I'm currently searching for a problem, I have debugged for quite a long time. I think this is the root problem why the pypy translation with pypy is still slower than cpython. Here are some of my findings (+questions):
The list of last tests that fail all have one thing in common: They have an issue with the gil/threading. (See ) Most interesting ones are the last five.
* test_gc_locking (2x) fail on the build bot (only using cpython), but not on my machine. This is strange because bbot and my vm use the same distro, same compiler version, .... the only difference is that bbot has better hardware and the tests are run with testrunner. Is there another way I can reproduce this?
* test_ping_pong. (-A test) ping pong from one thread to another stressing locking and the GIL switch. On s390x and the translated VM this takes really long (10 seconds and on bbot it seems to exceed 30 seconds when run in parallel). However if I run the same test with PYPYLOG=jit:- it completes in ~0.96 seconds (in gdb it is the same). If you subtract the time needed for printing you might end up with the same speed as x86 has for this test. What does the printing/gdbing trigger to let the GIL switch happen that smoothly?
* I have placed memory fences at the same positions as on ppc (2x isync and lwsync). Are there any other places that need to complete all pending the memory operations?
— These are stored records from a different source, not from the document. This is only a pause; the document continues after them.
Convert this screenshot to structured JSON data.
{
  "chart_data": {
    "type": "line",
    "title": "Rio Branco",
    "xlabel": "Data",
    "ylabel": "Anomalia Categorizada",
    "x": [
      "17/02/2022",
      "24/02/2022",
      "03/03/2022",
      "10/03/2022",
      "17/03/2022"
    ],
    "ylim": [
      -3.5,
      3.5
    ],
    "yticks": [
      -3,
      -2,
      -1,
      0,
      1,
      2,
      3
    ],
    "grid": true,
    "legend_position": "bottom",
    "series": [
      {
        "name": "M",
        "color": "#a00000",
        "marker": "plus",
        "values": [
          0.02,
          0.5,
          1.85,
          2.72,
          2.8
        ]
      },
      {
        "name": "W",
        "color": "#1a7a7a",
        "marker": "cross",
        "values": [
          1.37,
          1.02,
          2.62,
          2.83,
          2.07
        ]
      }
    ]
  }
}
* There is one path in call_release_gil (just after the call) where rpy_fastgil was acquired (because it as 0) and the shadowstack is not the one of the current thread. Then *rpy_fastgil = 0 is set for the slowpath function. Wouldn't it be possible to steal the gil at this point? Would that lead to a problem?
On Tue, Feb 2, 2016 at 6:11 PM, Richard Plangger email@example.com wrote:
- There is one path in call_release_gil (just after the call) where
rpy_fastgil was acquired (because it as 0) and the shadowstack is not the one of the current thread. Then *rpy_fastgil = 0 is set for the slowpath function. Wouldn't it be possible to steal the gil at this point? Would that lead to a problem?
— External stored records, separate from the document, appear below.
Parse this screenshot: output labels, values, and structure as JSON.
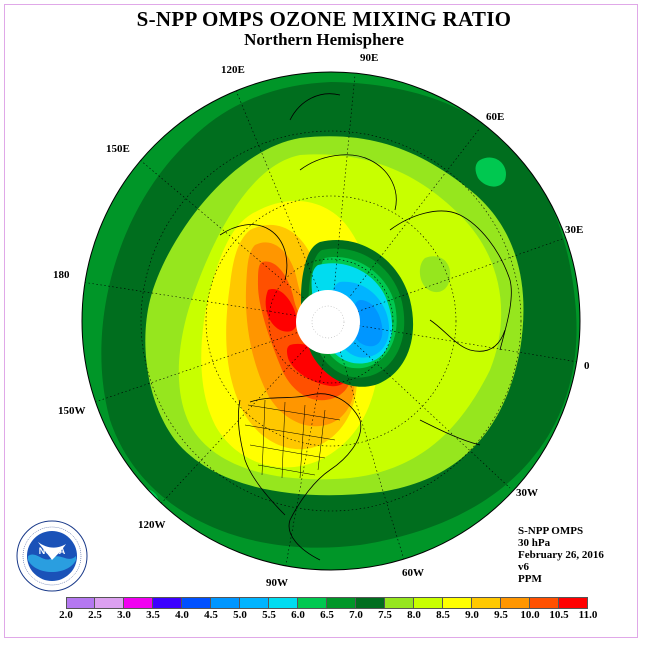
{
  "title": "S-NPP OMPS OZONE MIXING RATIO",
  "subtitle": "Northern Hemisphere",
  "longitude_labels": {
    "lon_90e": "90E",
    "lon_60e": "60E",
    "lon_30e": "30E",
    "lon_0": "0",
    "lon_30w": "30W",
    "lon_60w": "60W",
    "lon_90w": "90W",
    "lon_120w": "120W",
    "lon_150w": "150W",
    "lon_180": "180",
    "lon_150e": "150E",
    "lon_120e": "120E"
  },
  "info": {
    "instrument": "S-NPP OMPS",
    "level": "30 hPa",
    "date": "February 26, 2016",
    "version": "v6",
    "units": "PPM"
  },
  "colorbar": {
    "ticks": [
      "2.0",
      "2.5",
      "3.0",
      "3.5",
      "4.0",
      "4.5",
      "5.0",
      "5.5",
      "6.0",
      "6.5",
      "7.0",
      "7.5",
      "8.0",
      "8.5",
      "9.0",
      "9.5",
      "10.0",
      "10.5",
      "11.0"
    ],
    "colors": [
      "#b478f0",
      "#dca0f0",
      "#f000f0",
      "#3c00ff",
      "#0050ff",
      "#0096ff",
      "#00b4ff",
      "#00dcf0",
      "#00c850",
      "#009628",
      "#006e1e",
      "#96e61e",
      "#c8ff00",
      "#ffff00",
      "#ffc800",
      "#ff9600",
      "#ff5000",
      "#ff0000",
      "#8c3c1e"
    ]
  },
  "map_colors": {
    "v6_5": "#009628",
    "v7_0": "#006e1e",
    "v7_5": "#96e61e",
    "v8_0": "#c8ff00",
    "v8_5": "#ffff00",
    "v9_0": "#ffc800",
    "v9_5": "#ff9600",
    "v10_0": "#ff5000",
    "v10_5": "#ff0000",
    "v6_0": "#00c850",
    "v5_5": "#00dcf0",
    "v5_0": "#00b4ff",
    "v4_5": "#0096ff"
  },
  "logo_text": "NOAA"
}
No, it's not a problem: setting *rpy_fastgil to zero releases the GIL again, and it will be re-acquired again by the called function (at reacqgil_addr). There is no issue if the GIL is re-acquired by a different thread exactly here; we will simply block in reacqgil_addr.
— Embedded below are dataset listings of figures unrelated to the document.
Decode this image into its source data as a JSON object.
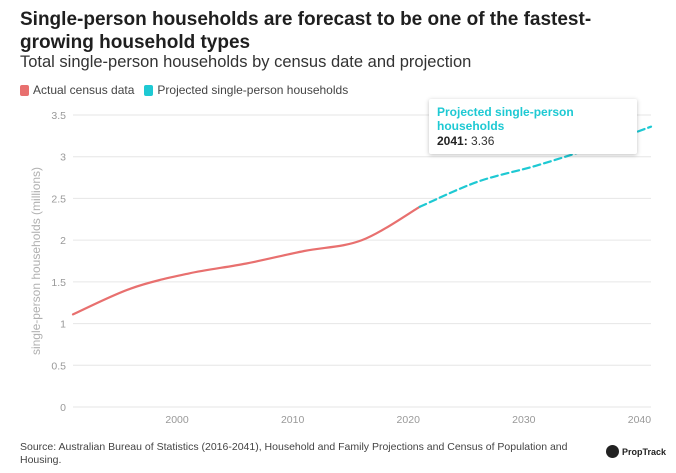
{
  "header": {
    "title": "Single-person households are forecast to be one of the fastest-growing household types",
    "subtitle": "Total single-person households by census date and projection"
  },
  "legend": {
    "actual": "Actual census data",
    "projected": "Projected single-person households"
  },
  "tooltip": {
    "title": "Projected single-person households",
    "year": "2041:",
    "value": "3.36"
  },
  "colors": {
    "actual": "#e8706f",
    "projected": "#1ec9d3",
    "grid": "#e6e6e6",
    "tick": "#999999"
  },
  "footer": {
    "source": "Source: Australian Bureau of Statistics (2016-2041), Household and Family Projections and Census of Population and Housing.",
    "brand": "PropTrack"
  },
  "chart_data": {
    "type": "line",
    "title": "Total single-person households by census date and projection",
    "xlabel": "",
    "ylabel": "single-person households (millions)",
    "xlim": [
      1991,
      2041
    ],
    "ylim": [
      0,
      3.5
    ],
    "xticks": [
      2000,
      2010,
      2020,
      2030,
      2040
    ],
    "yticks": [
      0,
      0.5,
      1,
      1.5,
      2,
      2.5,
      3,
      3.5
    ],
    "ytick_labels": [
      "0",
      "0.5",
      "1",
      "1.5",
      "2",
      "2.5",
      "3",
      "3.5"
    ],
    "series": [
      {
        "name": "Actual census data",
        "style": "solid",
        "x": [
          1991,
          1996,
          2001,
          2006,
          2011,
          2016,
          2021
        ],
        "values": [
          1.11,
          1.42,
          1.6,
          1.72,
          1.87,
          2.0,
          2.4
        ]
      },
      {
        "name": "Projected single-person households",
        "style": "dashed",
        "x": [
          2021,
          2026,
          2031,
          2036,
          2041
        ],
        "values": [
          2.4,
          2.7,
          2.89,
          3.11,
          3.36
        ]
      }
    ]
  }
}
Note that we should in theory do a "lwsync" just before setting *rpy_fastgil to zero, like we do in call_releasegil_addr_and_move_real_arguments(). It's not done, but I *think* it doesn't hurt in this particular case. I may actually be very wrong, but I base my reasoning on these facts:
1) "*rpy_fastgil=0" can always appear to occur later, from the point of view of other processors, which is not a problem
2) in this case the "*rpy_fastgil=0" cannot appear to occur too early: it must appear after the "stdcxx" instruction changed it to 1, and there is no other store between that "stdcxx" and the following "*rpy_fastgil=0". So "lwsync" is not useful here.